These cities with over 10 million populations, including Mumbai, are likely to lose at least $1 trillion annually by 2050, finds the report
Economic losses due to extreme flooding will soar 166 times more by 2050, unless world's coastal megacities adapt to a climate change, warned a recent report by the Intergovernmental Panel on Climate Change (IPCC).
India's financial capital, Mumbai, will also be among those bearing the brunt, according to the IPCC’s Special Report on the Ocean and Cryosphere in a Changing Climate (SROCC).
In fact, floods in the city between 2005 and 2015 caused a loss of Rs 14,000 crore, according to a study submitted to Maharashtra government last month.
Currently, the cities lying in the coastal region, with over 10 million populations, are losing at least $6 billion every year. But, without an effective coping or adaptation plan in place, they will likely lose at least $1 trillion annually by the middle of this century, noted the IPCC report.
Besides megacities, developing small and mid-sized cities are also vulnerable to extreme floods, according to the report. Even though they are growing at a much faster rate, they are the least prepared due to limited finances and lack of political will, noted the report.
More than half the global population live in cities, most of which are located in low-lying islands and coasts. They will be affected by sea level changes, storms and other weather and climate-related hazards.
Extreme floods will degrade the coastal landscape and as a result of this, the real estate value of the coastal property will decline, the report stated.
This means that property owners will earn less from rentals of the properties. Business, too, will be prone to loss in such regions resulting in decrease in local employment. As a result, the availability of insurance, will also be impacted.

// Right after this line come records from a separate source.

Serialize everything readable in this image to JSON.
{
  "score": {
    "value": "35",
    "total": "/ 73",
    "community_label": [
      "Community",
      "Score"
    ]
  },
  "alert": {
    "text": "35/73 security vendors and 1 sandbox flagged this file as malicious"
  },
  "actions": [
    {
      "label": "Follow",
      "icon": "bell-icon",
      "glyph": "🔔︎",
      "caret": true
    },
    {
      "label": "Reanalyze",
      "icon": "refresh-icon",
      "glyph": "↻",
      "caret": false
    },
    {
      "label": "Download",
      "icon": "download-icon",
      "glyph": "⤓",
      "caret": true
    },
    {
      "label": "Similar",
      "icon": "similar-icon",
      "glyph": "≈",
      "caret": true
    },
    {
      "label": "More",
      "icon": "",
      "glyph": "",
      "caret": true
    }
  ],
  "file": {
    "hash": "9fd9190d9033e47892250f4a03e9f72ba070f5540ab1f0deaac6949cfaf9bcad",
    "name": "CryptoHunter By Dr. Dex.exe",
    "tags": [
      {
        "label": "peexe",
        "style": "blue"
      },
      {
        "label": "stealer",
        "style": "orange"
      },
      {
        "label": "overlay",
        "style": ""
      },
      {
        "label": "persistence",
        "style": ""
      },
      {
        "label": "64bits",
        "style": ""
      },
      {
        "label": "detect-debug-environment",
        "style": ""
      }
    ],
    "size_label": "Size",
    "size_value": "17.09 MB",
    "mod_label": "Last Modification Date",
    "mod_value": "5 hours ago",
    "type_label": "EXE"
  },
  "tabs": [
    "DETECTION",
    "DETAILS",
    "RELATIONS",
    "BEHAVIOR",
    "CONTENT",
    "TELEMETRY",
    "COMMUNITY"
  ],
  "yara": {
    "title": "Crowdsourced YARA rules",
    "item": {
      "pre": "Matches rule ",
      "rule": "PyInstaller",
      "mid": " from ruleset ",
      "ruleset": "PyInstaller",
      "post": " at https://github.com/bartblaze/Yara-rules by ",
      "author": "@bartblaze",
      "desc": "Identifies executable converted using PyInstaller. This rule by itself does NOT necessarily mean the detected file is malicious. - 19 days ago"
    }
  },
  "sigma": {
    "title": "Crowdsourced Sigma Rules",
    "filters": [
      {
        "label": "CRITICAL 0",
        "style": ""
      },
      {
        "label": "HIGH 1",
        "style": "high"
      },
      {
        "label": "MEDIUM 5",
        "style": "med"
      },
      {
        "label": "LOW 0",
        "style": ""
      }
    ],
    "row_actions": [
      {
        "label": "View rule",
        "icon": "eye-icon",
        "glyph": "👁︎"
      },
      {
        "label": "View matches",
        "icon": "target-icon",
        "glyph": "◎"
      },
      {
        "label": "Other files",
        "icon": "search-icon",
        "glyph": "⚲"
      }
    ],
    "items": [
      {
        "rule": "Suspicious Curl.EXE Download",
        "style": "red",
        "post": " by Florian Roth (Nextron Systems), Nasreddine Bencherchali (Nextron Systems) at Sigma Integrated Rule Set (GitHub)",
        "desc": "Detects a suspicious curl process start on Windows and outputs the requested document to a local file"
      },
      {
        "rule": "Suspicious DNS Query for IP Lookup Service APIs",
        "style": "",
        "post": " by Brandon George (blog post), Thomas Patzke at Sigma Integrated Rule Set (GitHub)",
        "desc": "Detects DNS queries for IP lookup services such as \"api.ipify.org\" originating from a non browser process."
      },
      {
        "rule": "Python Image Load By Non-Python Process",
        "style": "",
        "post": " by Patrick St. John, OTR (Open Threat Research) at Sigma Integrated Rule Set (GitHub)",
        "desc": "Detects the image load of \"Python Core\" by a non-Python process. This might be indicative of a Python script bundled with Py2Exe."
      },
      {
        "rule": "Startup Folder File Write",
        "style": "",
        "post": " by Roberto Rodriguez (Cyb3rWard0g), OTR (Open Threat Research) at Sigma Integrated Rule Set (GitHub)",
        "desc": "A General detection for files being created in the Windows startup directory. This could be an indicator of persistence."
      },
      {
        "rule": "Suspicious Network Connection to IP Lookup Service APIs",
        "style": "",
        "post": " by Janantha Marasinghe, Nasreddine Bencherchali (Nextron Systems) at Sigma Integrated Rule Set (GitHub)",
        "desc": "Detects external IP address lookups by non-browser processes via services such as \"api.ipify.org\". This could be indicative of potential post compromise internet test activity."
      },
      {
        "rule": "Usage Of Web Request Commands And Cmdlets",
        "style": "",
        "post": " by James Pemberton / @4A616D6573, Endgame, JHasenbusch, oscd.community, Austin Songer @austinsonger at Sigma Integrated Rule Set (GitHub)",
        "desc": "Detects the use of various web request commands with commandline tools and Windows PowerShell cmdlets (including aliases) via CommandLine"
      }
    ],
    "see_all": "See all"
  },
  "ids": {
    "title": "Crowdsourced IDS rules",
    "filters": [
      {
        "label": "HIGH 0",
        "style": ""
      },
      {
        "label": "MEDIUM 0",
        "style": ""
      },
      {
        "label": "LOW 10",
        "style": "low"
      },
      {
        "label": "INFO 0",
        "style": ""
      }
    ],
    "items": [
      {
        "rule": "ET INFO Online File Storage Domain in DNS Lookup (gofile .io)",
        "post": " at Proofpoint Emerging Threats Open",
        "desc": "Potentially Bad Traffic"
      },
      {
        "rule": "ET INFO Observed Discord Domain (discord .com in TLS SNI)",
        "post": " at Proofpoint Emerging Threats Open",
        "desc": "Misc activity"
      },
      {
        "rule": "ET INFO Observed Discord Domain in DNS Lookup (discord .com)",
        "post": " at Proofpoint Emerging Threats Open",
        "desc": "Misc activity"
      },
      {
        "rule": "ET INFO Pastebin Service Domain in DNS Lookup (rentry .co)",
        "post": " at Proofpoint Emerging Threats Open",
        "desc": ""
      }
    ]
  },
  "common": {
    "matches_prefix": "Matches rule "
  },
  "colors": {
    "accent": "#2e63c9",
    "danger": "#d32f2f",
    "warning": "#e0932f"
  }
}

In fact, Mumbai in 2005 floods reported one of the largest insurance loss ever in India — $0.9 billion, according a report by Swiss Re Institute.
The impact of floods will also affect coastal cities that are centres of global trade. It will impact their regional and national economy, warned the IPCC report. In 2011 floods in Bangkok caused a direct loss of $46.5 billion to Thailand's economy, while the supply chains across the globe were also disrupted.
The report also showed that sea level may rise 1.1 metre by 2100, if countries are not able to restrict emissions “well below” 2 degrees Celsius above pre-industrial levels, as stated in the 2015 Paris climate agreement.
This is likely to have a direct impact on the lives of 680 million people living in low-lying coastal zones, the report warned.
Hence, it advocates for transformative adaptation, which includes fundamental modifications in the policies, policy-making processes, institutions, human behaviour and cultural values.
Urbanisation can also provide an opportunity for reducing the risks, claims the report. Cities could be developed as “centres of innovation” with political will and engaging private sector, while innovative approach to create “climate resilient cities” is an urgent need of the hour, stated the report.
Stakeholders like government, the private sector, civil society, affected communities and scientific community, all must come together to bring out transformational changes in the adaptation and mitigation options in view of the climate that is undoubtedly changing.